Résumé de la décision
La Cour d'Appel de Versailles a prononcé une ordonnance de caducité concernant la déclaration d'appel de Monsieur [C] [Z] contre la S.A.S. SODIAM EXPLOITATION. L'appelant n'a pas procédé à la signification de sa déclaration d'appel dans le délai d'un mois suivant l'avis de réception du greffe, ce qui a conduit à la caducité de sa déclaration d'appel initiale datée du 22 février 2024. L'ordonnance rappelle également que cette décision peut faire l'objet d'un déféré dans un délai de 15 jours.
Arguments pertinents
1. Non-respect du délai de signification : La décision souligne que l'appelant n'a pas respecté le délai d'un mois pour signifier sa déclaration d'appel, ce qui est une condition essentielle pour la validité de l'appel.

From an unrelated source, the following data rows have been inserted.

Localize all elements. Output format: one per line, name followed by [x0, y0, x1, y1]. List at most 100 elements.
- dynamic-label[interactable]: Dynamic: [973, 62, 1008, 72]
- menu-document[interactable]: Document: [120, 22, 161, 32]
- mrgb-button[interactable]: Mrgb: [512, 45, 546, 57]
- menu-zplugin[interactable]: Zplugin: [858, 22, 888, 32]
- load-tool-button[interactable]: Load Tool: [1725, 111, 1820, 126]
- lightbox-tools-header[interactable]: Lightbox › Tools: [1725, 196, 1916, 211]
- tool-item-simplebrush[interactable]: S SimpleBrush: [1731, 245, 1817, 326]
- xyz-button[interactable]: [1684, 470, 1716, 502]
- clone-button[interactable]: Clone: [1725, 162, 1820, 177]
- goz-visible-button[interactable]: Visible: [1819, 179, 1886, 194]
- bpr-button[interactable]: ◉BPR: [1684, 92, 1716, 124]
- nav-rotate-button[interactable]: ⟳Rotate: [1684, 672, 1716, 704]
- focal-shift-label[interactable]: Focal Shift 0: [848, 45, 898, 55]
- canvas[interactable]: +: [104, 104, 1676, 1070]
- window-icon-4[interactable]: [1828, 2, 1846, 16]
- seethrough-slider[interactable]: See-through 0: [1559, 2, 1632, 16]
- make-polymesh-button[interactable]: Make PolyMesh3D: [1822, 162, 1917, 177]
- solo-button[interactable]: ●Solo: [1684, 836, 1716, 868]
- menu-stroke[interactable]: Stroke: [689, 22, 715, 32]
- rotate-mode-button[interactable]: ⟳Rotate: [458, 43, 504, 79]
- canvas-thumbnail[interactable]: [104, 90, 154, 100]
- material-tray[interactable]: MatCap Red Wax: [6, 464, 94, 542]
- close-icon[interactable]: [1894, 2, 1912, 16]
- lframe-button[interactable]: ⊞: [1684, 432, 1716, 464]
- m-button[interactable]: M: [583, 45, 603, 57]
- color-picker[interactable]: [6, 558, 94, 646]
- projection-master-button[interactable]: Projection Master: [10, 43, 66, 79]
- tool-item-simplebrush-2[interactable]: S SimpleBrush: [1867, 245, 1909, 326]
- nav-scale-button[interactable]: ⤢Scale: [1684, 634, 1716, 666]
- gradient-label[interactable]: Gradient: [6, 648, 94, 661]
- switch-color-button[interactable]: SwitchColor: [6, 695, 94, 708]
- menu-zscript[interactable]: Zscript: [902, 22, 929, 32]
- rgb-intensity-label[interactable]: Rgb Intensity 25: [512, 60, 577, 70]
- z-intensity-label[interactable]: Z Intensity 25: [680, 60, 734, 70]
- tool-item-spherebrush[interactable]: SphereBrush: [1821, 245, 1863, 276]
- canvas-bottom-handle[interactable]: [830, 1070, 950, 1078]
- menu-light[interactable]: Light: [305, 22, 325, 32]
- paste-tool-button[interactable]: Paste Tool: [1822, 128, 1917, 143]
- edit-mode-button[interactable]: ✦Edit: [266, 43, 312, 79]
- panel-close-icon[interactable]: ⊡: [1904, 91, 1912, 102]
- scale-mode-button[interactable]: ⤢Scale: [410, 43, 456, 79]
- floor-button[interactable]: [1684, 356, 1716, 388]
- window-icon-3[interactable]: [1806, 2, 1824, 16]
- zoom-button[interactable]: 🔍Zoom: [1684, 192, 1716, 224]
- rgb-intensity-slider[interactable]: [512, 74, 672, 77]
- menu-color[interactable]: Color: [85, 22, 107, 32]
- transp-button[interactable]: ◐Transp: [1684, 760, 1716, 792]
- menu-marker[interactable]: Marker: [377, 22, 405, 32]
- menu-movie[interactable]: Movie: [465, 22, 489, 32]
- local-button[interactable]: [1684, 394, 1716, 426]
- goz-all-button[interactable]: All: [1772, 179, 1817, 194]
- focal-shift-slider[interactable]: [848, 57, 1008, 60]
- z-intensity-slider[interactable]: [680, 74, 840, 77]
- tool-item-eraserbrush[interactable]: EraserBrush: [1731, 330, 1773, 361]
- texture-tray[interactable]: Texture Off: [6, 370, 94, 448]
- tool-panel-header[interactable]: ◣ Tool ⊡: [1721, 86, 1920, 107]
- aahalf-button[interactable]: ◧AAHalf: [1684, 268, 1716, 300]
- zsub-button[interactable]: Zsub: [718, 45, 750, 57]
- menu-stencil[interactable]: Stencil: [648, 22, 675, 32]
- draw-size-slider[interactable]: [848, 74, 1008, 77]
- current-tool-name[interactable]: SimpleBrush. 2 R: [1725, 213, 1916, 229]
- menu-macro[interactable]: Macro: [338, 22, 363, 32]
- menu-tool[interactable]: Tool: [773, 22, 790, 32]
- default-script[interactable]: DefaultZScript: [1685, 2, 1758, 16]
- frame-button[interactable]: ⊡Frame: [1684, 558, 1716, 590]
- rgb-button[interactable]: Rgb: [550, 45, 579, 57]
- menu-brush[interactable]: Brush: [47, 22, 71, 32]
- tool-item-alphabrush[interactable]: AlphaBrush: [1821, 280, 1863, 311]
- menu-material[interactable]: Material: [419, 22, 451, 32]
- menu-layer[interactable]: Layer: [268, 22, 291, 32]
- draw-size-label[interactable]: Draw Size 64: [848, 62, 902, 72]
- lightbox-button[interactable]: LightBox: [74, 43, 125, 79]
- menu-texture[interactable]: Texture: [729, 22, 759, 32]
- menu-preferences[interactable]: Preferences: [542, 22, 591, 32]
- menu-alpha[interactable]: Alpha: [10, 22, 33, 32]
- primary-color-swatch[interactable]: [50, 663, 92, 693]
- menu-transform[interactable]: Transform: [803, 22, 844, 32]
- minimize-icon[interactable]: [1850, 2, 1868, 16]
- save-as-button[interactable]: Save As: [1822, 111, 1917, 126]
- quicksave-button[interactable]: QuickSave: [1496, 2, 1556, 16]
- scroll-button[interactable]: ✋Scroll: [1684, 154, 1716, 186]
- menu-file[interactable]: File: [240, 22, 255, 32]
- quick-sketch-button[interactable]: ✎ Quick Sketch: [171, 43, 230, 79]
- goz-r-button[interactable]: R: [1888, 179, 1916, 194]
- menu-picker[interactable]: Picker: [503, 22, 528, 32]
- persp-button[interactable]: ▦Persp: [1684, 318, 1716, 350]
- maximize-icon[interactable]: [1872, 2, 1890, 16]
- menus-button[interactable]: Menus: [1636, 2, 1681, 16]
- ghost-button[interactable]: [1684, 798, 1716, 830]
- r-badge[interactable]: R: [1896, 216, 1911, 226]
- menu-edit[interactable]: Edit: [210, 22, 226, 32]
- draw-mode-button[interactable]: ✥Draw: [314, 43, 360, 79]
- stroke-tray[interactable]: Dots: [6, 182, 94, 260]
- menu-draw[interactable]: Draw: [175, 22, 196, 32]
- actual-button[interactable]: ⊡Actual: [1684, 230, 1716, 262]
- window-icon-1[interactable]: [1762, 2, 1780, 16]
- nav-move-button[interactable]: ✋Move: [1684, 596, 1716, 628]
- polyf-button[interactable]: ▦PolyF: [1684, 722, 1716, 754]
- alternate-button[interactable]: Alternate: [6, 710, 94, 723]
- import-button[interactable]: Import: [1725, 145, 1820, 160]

L'article 902 du code de procédure civile stipule que la déclaration d'appel doit être signifiée dans ce délai, sans quoi elle devient caduque.
2. Caducité de la déclaration d'appel : En vertu de l'article 902, la Cour a constaté que l'absence de signification dans le délai imparti entraîne automatiquement la caducité de la déclaration d'appel. Cela illustre l'importance des délais procéduraux dans le cadre des appels.
Interprétations et citations légales
L'ordonnance se fonde principalement sur l'article 902 du code de procédure civile, qui précise :
- Code de procédure civile - Article 902 : "La déclaration d'appel est caduque si elle n'est pas signifiée dans le mois de l'avis qui en a été donné par le greffe."
Cette disposition légale est interprétée comme une garantie de sécurité juridique, permettant de s'assurer que les parties respectent les délais pour la bonne administration de la justice. La caducité de la déclaration d'appel est donc une conséquence directe du non-respect de cette obligation procédurale.
En outre, l'ordonnance mentionne la possibilité de déférer cette décision dans un délai de 15 jours, conformément à l'article 916 du code de procédure civile, qui permet aux parties de contester certaines décisions de mise en état :
- Code de procédure civile - Article 916 : "Les décisions de mise en état peuvent faire l'objet d'un déféré devant la cour dans un délai de quinze jours."
Cette possibilité de déféré souligne l'importance de la protection des droits des parties, tout en maintenant l'exigence de rigueur procédurale.